XFS is putting out awesome numbers in these workloads, well done.
XFS: the filesystem of the future?
Posted Feb 2, 2012 12:21 UTC (Thu) by ArbitraryConstant (guest, #42725)
[Link]
> This is a fundamental limitation of filesystems like BTRFS and ZFS - they assume that there is CPU and memory available to burn for the
> transformations and that they scale arbitrarily well. If you are limited on your CPU or memory (e.g. your application is using it!) then hardware offload
> is the only way you can scale such data transforms. At that point, you may as well be using XFS.
Doesn't that more or less depend on the storage/volume management though?
Doing thin provisioning on a SAN, many of the potential gains from btrfs have already been covered and there's no sense paying for them twice. Reasonable data integrity protection is available if appropriately configured. In that case, yes, xfs has a lot going for it.
But on local disk none of the options look that great. LVM can't do non-crap thin provisioning. In that case if you selectively set nodatacow on btrfs and succeed in having it act like other filesystems, that's really a huge win. Nodatacow is useful for things like databases that frequently (eg mysql/innodb) implement their own CRC, but filesystem CRC is available for other applications on the same storage pool.
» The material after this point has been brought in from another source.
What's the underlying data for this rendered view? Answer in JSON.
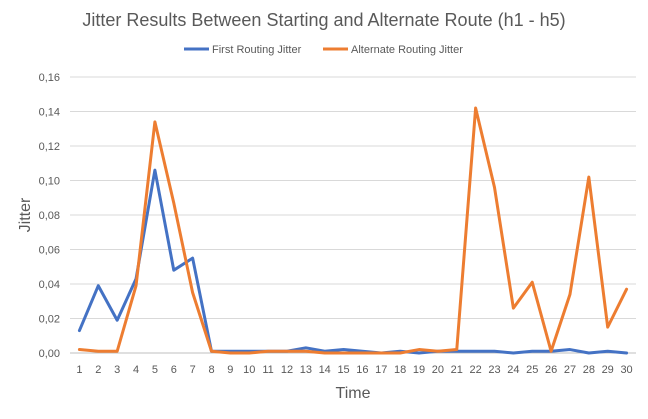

The btrfs guys seem pretty focused on fsck for now, but RAID5/6 and subvol/file level RAID is in the works. There's no non-crap way to do this on local disk, certainly not in any way that's easy to reize or thin provision, but mixing RAID levels is no problem for a SAN.
You suggest xfs shouldn't be regarded as targeted towards big iron because its performance is relevant to current and future inexpensive hosts, but it still seems pretty specialized in that direction if inexpensive hosts need high end storage to get important features. Btrfs brings SAN functionality within the ambit of cheap local storage.
CPU to burn won't always be true, but we're getting a lot of cores these days, we're getting them cheaper than most storage solutions, and they're getting CRC acceleration instructions. I wouldn't be surprised if CRC performance on one of these 16+ thread CPUs was indistinguishable from memory bandiwdth.